We decided to focus on the second option and used Relevance AI to build custom workflows with atomized steps. Here's one of those workflows:
AI HALLUCINATES
Yes, in 3-5% of the cases AI can "see" what isn’t there. For example, one of our red flags is aviation and aircraft spare parts because it's one of the most heavily-regulated and sanctioned industry. And our AI bots sometimes say "this company is NOT compliant with our policies because they trade aviation spare parts according to their website" when it's false. We don't know how to manage it yet, so any expert comments are welcome.
HOW MUCH DOES IT COST?
One-time R&D:
2 months of a product manager = $11k on labor.
2 part-time months of a software engineer = $5k on labor.
$2k on consultations with industry experts.
$1k on testing third-party solutions.
$19k and 2 months total.
Ongoing operations:
$100/mo Open AI
$200/mo Relevance AI
$17/mo Google Gemini Pro for OCR (turning PDF invoices into text).
$20/mo Perplexity Pro for searching the internet online.
$700/mo ImportGenius for import/export data.
Total $1,037/mo on software subscriptions.
$700/mo on engineers to tweak the settings.
$300/mo on compliance manager's part-time.
Total approx $2k/mo.
Our average compliance check is approx $2 and lasts 2 mins.
We perform 1,000 checks per month now.
When we grow to 1,000,000 checks per month — our costs per check will decrease, but not proportionally, because the major cost is the AI subscription, and their cost is mostly based on electricity burned on calculations. Our estimate is $0.75 per check for this volume.
HOW MUCH DID IT SAVE?
Before AI we spent up to 1 labor hour per each check, which is $10 (our compliance managers reside in Argentina).
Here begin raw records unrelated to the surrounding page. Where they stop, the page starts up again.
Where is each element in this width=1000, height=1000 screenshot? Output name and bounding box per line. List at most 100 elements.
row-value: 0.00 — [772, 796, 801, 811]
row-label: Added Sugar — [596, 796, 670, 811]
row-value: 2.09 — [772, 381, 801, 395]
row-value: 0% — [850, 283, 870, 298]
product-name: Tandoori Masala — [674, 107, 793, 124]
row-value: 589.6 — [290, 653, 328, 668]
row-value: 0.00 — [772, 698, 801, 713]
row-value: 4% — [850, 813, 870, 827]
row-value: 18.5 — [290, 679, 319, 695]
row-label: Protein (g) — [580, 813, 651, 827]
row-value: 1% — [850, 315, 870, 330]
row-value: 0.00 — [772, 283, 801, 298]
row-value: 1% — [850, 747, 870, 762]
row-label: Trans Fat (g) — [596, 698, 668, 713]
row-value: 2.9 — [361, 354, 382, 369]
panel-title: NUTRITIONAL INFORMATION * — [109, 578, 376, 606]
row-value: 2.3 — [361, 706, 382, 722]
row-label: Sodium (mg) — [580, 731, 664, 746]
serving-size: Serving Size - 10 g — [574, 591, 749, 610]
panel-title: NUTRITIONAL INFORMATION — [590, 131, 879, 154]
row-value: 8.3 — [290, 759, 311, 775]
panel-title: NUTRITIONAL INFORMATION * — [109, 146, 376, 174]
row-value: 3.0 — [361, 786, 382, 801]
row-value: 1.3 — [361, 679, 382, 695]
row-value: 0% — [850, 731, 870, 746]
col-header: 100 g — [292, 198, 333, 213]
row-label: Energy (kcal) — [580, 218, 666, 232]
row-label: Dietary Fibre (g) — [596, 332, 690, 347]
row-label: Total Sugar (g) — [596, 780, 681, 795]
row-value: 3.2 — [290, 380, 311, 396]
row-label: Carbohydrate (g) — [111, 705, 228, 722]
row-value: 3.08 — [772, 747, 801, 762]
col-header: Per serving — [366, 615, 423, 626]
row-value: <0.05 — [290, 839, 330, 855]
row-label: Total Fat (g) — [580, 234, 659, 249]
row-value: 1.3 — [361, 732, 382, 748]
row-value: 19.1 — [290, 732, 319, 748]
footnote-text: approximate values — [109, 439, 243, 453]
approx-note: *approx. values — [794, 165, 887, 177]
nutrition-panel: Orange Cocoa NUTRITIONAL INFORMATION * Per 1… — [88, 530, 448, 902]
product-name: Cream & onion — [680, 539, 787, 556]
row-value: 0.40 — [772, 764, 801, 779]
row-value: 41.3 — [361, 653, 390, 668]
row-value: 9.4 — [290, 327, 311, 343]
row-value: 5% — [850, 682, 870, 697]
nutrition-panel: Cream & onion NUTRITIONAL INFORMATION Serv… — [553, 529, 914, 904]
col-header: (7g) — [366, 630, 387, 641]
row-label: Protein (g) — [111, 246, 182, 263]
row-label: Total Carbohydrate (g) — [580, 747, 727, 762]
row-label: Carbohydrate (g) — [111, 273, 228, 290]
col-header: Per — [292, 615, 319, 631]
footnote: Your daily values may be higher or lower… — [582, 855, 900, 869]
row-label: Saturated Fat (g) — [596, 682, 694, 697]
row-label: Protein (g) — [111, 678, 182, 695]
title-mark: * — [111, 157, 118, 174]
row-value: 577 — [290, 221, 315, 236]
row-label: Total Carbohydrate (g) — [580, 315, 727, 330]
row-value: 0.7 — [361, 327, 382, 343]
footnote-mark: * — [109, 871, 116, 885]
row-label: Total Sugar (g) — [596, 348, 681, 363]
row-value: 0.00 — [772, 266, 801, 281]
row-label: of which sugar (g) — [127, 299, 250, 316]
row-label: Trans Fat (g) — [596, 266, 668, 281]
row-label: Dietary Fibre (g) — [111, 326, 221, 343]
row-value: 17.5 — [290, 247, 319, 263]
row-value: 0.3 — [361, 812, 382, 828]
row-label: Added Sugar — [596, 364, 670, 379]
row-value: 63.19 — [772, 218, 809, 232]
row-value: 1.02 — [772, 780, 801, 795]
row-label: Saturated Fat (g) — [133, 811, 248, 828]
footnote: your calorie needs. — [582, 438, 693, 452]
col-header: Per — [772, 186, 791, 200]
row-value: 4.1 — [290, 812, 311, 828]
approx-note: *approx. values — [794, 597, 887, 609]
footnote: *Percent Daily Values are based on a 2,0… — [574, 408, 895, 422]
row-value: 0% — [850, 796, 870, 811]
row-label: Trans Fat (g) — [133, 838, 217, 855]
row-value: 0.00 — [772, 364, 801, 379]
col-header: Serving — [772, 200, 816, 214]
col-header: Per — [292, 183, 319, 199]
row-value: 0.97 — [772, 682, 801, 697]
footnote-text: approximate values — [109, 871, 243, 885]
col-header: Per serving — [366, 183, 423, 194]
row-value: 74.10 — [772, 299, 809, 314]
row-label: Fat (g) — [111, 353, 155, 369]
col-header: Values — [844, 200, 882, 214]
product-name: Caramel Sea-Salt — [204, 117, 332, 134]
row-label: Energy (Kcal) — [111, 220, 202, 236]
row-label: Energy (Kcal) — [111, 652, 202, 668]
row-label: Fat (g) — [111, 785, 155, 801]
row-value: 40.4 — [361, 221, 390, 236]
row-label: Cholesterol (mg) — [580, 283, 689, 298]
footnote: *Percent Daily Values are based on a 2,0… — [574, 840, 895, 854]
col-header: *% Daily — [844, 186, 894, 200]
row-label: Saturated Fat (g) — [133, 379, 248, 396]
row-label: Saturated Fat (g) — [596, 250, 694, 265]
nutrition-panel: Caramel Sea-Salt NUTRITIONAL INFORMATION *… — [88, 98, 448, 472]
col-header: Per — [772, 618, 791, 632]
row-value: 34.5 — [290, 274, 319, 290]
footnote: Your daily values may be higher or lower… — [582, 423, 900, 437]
And, to serve the customers from different timezones we had to hire two additional managers, so the costs ramp up to $30. And in 10% it takes a senior manager to engage in checks, which costs an additional 1 hour at $100/hour, adding $10/check on top.
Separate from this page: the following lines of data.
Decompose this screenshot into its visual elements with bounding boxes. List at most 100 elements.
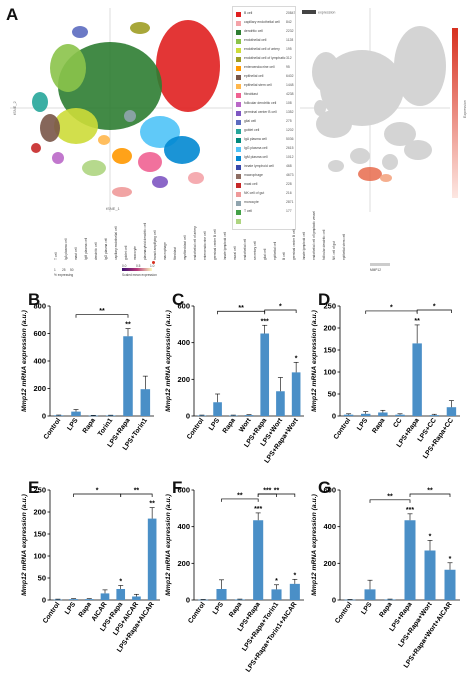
panel-letter-d: D	[318, 290, 331, 309]
legend-label: dendritic cell	[244, 29, 263, 33]
chart-f: 0 200 400 600 Mmp12 mRNA expression (a.u.) Co…	[165, 486, 304, 674]
y-axis-label: Mmp12 mRNA expression (a.u.)	[21, 493, 28, 595]
legend-label: epithelial stem cell	[244, 83, 272, 87]
tsne-cluster	[31, 143, 41, 153]
legend-swatch	[236, 146, 241, 152]
expression-hotspot	[380, 174, 392, 182]
y-axis-label: Mmp12 mRNA expression (a.u.)	[165, 309, 172, 411]
legend-swatch	[236, 209, 241, 215]
bar	[197, 415, 207, 417]
legend-label: T cell	[244, 209, 253, 213]
legend-swatch	[236, 128, 241, 134]
y-tick-label: 0	[42, 596, 46, 605]
bar	[213, 402, 222, 416]
tsne-cluster	[130, 22, 150, 34]
bar	[123, 336, 133, 416]
legend-swatch	[236, 137, 241, 143]
y-tick-label: 400	[323, 522, 336, 531]
bar	[244, 415, 254, 416]
category-label: LPS	[64, 601, 78, 616]
category-label: Torin1	[97, 417, 114, 438]
dotplot-mean-tick: 1.0	[150, 264, 155, 268]
y-tick-label: 250	[323, 302, 336, 311]
significance-label: **	[149, 501, 155, 508]
tsne-clusters	[31, 20, 220, 197]
expression-cluster	[350, 148, 370, 164]
dotplot-gene-label: MMP12	[370, 268, 381, 272]
bar	[343, 414, 354, 416]
significance-bracket	[257, 493, 296, 497]
legend-swatch	[236, 191, 241, 197]
legend-count: 2615	[286, 146, 294, 150]
expression-cluster	[320, 50, 404, 126]
category-label: Control	[333, 417, 353, 441]
expression-cluster	[384, 122, 416, 146]
y-tick-label: 50	[328, 390, 336, 399]
dotplot-cell-label: IgA plasma cell	[63, 238, 68, 260]
significance-label: *	[449, 556, 452, 563]
legend-count: 1202	[286, 128, 294, 132]
tsne-cluster	[124, 110, 136, 122]
legend-label: IgA plasma cell	[244, 137, 267, 141]
bar	[84, 599, 94, 600]
category-label: Control	[187, 601, 207, 625]
legend-label: goblet cell	[244, 128, 260, 132]
dotplot-pct-tick: 25	[62, 268, 66, 272]
legend-label: epithelial cell	[244, 74, 264, 78]
legend-label: IgG plasma cell	[244, 146, 268, 150]
expression-header-badge	[302, 10, 316, 14]
dotplot-cell-label: myofibroblast cell	[183, 235, 188, 260]
y-tick-label: 200	[323, 559, 336, 568]
legend-label: mast cell	[244, 182, 258, 186]
legend-label: enteroendocrine cell	[244, 65, 275, 69]
legend-count: 1352	[286, 110, 294, 114]
expression-cluster	[314, 100, 326, 116]
expression-cluster	[312, 52, 340, 92]
bracket-label: **	[238, 305, 244, 312]
bracket-label: *	[279, 304, 282, 311]
legend-label: macrophage	[244, 173, 263, 177]
panel-letter-a: A	[6, 5, 19, 24]
expression-header: expression	[318, 11, 335, 15]
tsne-cluster	[156, 20, 220, 112]
significance-label: **	[125, 322, 131, 329]
significance-label: ***	[254, 506, 262, 513]
category-label: Control	[186, 417, 206, 441]
dotplot-mean-label: Scaled mean expression	[122, 273, 157, 277]
legend-swatch	[236, 218, 241, 224]
bracket-label: **	[237, 492, 243, 499]
bar	[384, 599, 396, 601]
bracket-label: **	[99, 308, 105, 315]
legend-swatch	[236, 38, 241, 44]
dotplot-cell-label: NK cell of gut	[332, 241, 337, 260]
y-tick-label: 800	[33, 302, 46, 311]
category-label: LPS	[212, 601, 226, 616]
tsne-cluster	[112, 148, 132, 164]
dotplot-cell-label: endothelial cell of artery	[193, 226, 198, 260]
significance-bracket	[75, 314, 129, 318]
dotplot-cell-label: germinal center B cell	[212, 229, 217, 260]
expression-clusters	[312, 26, 446, 182]
dotplot: T cell IgA plasma cell mast cell IgM plasma…	[30, 211, 470, 280]
legend-count: 1128	[286, 38, 294, 42]
dotplot-cell-label: IgG plasma cell	[103, 238, 108, 260]
bracket-label: *	[390, 304, 393, 311]
tsne-cluster	[164, 136, 200, 164]
dotplot-cell-label: transit amplifying cell	[153, 230, 158, 260]
significance-label: ***	[261, 318, 269, 325]
expression-cluster	[328, 160, 344, 172]
tsne-cluster	[188, 172, 204, 184]
bar	[100, 593, 110, 600]
dotplot-mean-colorbar	[122, 268, 152, 271]
expression-cluster	[382, 154, 398, 170]
y-tick-label: 100	[33, 552, 46, 561]
significance-bracket	[409, 493, 451, 497]
y-tick-label: 200	[33, 508, 46, 517]
y-tick-label: 600	[177, 486, 190, 495]
tsne-cluster	[72, 26, 88, 38]
category-label: Rapa	[371, 417, 386, 435]
legend-swatch	[236, 29, 241, 35]
dotplot-cell-label: glial cell	[262, 248, 267, 260]
legend-swatch	[236, 92, 241, 98]
dotplot-cell-label: macrophage	[163, 242, 168, 260]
So, if we would try to process our current 1,000 checks/mo manually — we would spend approx $480,000/year on labor. While the AI set up keeps our costs at $24,000/year, an impressive x20 efficiency gain.
BETTER USER EXPERIENCE
Our customers say the compliance have turned from a nightmare to a breeze.
Before:
A customer from Hong Kong put a payment request.
Wait for 12 hours until the compliance manager in Buenos Aires or New York will wake up and open the laptop.
Wait for a few hours more until the checks are performed one-by-one.
Receive a pack of questions the next Hong Kong morning.
After:
A customer sends an invoice to the Telegram bot at any time.
The bot answers within 2 mins with a quick YES/NO and an option of getting the detailed report with questions to clarify.
In 90%+ cases the answer is YES, so theres no need to wait for a live compliance manager to respond.
GENERAL COMMENTS
AI brings the whole new product building experience. It feels more like training a niche expert than writing if-then-else code. And the speed of delivering features is hundred times more than with old approach.